With this new NIH grant, Zhou has now earned a total of six government grants worth a total of $10 million. These include three NIH R01 grants given over the last eight years to support study into breathing therapies.

Resistance to Antibiotics is a Threat

Thomas Sors, who is in charge of scientific planning and connections at the Purdue Institute of Inflammation, Immunology, and Infectious Disease, said that bacteria that are becoming more resistant to standard treatments pose a serious threat to world health.

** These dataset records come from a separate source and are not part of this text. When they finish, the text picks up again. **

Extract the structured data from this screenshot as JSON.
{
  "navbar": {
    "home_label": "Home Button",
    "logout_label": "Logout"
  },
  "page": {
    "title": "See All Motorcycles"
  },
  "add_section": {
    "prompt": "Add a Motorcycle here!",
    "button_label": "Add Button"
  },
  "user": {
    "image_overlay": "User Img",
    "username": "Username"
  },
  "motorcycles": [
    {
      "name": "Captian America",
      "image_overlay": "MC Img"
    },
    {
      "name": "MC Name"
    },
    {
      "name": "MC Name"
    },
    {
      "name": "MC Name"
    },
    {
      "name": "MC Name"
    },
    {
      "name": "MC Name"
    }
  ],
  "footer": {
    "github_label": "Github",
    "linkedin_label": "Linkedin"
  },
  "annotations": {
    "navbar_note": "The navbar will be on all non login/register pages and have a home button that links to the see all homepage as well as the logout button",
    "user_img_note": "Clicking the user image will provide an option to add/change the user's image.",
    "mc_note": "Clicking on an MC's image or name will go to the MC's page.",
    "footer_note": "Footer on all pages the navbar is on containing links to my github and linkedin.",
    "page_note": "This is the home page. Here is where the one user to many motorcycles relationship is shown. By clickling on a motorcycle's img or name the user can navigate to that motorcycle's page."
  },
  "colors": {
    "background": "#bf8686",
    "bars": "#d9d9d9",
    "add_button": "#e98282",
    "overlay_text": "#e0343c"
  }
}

"The Centers for Disease Control and Prevention say that drug-resistant infections kill more than 35,000 people and affect over 2.8 million people every year in the U.S.," Sors said. "This shows how urgently we need new ways to deal with this crisis."

"The NIH, the CDC, and the Infectious Diseases Society of America say that gram-negative "superbugs" like Klebsiella pneumoniae, Pseudomonas aeruginosa, and Acinetobacter baumannii are some of the most dangerous microorganisms that are resistant to multiple drugs." It's too bad that new medicines aren't being made faster; lung diseases caused by bacteria that are immune to antibiotics can be deadly.

Creating Medicines that Can be Breathed in to Help the Lungs

Zhou said that giving many antibiotics by mouth or IV doesn't always work to treat lung infections in many people because the drugs don't reach the infection spot well enough and are harmful to the body as a whole.

"This makes lung infections caused by bacteria that are resistant very hard to treat. This is shown by the fact that lung infections are the fourth most common cause of death in the world," Zhou said.

Antibiotics work better when they go straight to the site of the infection in the lungs, which is what Zhou's aerosol treatments do. It is also possible to avoid widespread poisoning with medicines that are inhaled because the body absorbs much fewer of them.

"We also use cutting edge spray drying methods to combine two or more antibiotics that work well together into a single particle. This way, they can stick to the infection site and kill as many bacteria as possible," he explained.

Next Steps in Development

Early tests on animals showed that the new aerosol medicines were better at killing germs and less harmful.

Zhou said that the team's goal is to make prescription drugs that can treat resistant bacterial lung illnesses. The NIH funds will be used to improve the composition and gather experimental data so that a New Drug Application can be filed if necessary.

Eric Barker, the Jeannie and Jim Chaney Dean of Purdue's College of Pharmacy, said, "Zhou's cutting-edge research is a real breakthrough and perfectly exemplifies Purdue's commitment to fight the global crisis of antimicrobial resistance."